I am trying to use IDF scores to find interesting phrases in my pretty huge corpus of documents.
I basically need something like Amazon's Statistically Improbable Phrases, i.e. phrases that distinguish a document from all the others
The problem that I am running into is that some (3,4)-grams in my data which have super-high idf actually consist of component unigrams and bigrams which have really low idf..
For example, "you've never tried" has a very high idf, while each of the component unigrams have very low idf..
I need to come up with a function that can take in document frequencies of an n-gram and all its component (n-k)-grams and return a more meaningful measure of how much this phrase will distinguish the parent document from the rest.
If I were dealing with probabilities, I would try interpolation or backoff models.. I am not sure what assumptions/intuitions those models leverage to perform well, and so how well they would do for IDF scores.
Anybody has any better ideas?
views:
165answers:
1I take it that "you've never tried" is a phrase that you don't want to extract, but which has high IDF. The problem will be that there are going to be a vast number of n-grams that only occur in one document and so have the largest possible IDF score.
There are lots of smoothing techniques in NLP. This paper [Chen&Goodman] is a pretty good summary of many of them.
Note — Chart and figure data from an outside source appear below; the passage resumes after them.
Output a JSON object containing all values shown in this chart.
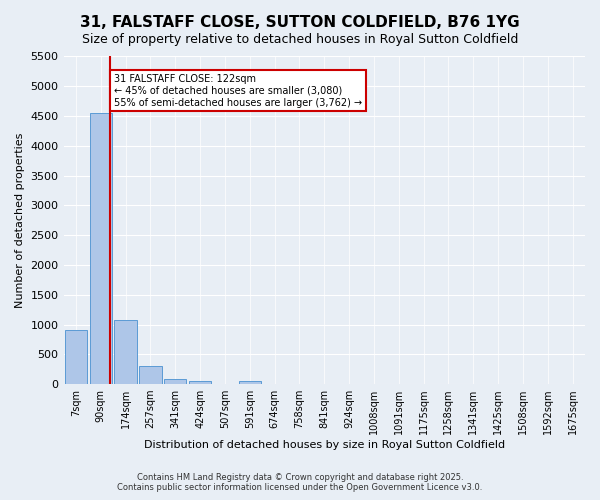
{
  "title": "31, FALSTAFF CLOSE, SUTTON COLDFIELD, B76 1YG",
  "subtitle": "Size of property relative to detached houses in Royal Sutton Coldfield",
  "xlabel": "Distribution of detached houses by size in Royal Sutton Coldfield",
  "ylabel": "Number of detached properties",
  "bin_labels": [
    "7sqm",
    "90sqm",
    "174sqm",
    "257sqm",
    "341sqm",
    "424sqm",
    "507sqm",
    "591sqm",
    "674sqm",
    "758sqm",
    "841sqm",
    "924sqm",
    "1008sqm",
    "1091sqm",
    "1175sqm",
    "1258sqm",
    "1341sqm",
    "1425sqm",
    "1508sqm",
    "1592sqm",
    "1675sqm"
  ],
  "bar_values": [
    900,
    4550,
    1080,
    300,
    80,
    50,
    0,
    50,
    0,
    0,
    0,
    0,
    0,
    0,
    0,
    0,
    0,
    0,
    0,
    0,
    0
  ],
  "bar_color": "#aec6e8",
  "bar_edgecolor": "#5b9bd5",
  "bin_edges": [
    7,
    90,
    174,
    257,
    341,
    424,
    507,
    591,
    674,
    758,
    841,
    924,
    1008,
    1091,
    1175,
    1258,
    1341,
    1425,
    1508,
    1592,
    1675
  ],
  "property_size": 122,
  "annotation_line1": "31 FALSTAFF CLOSE: 122sqm",
  "annotation_line2": "← 45% of detached houses are smaller (3,080)",
  "annotation_line3": "55% of semi-detached houses are larger (3,762) →",
  "vline_color": "#cc0000",
  "annotation_box_color": "#cc0000",
  "ylim": [
    0,
    5500
  ],
  "yticks": [
    0,
    500,
    1000,
    1500,
    2000,
    2500,
    3000,
    3500,
    4000,
    4500,
    5000,
    5500
  ],
  "footer_line1": "Contains HM Land Registry data © Crown copyright and database right 2025.",
  "footer_line2": "Contains public sector information licensed under the Open Government Licence v3.0.",
  "background_color": "#e8eef5",
  "plot_background": "#e8eef5"
}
In particular, you sound like you might be interested in the Kneser-Ney smoothing algorithm that works in the way you suggest (backing off to lower length n-grams).
These methods are usually used for the task of language modelling, i.e. to estimate the probability of an n-gram occurring given a really big corpus of the language. I don't really know how how you might integrate them with IDF scores, or even if that's really what you want to do.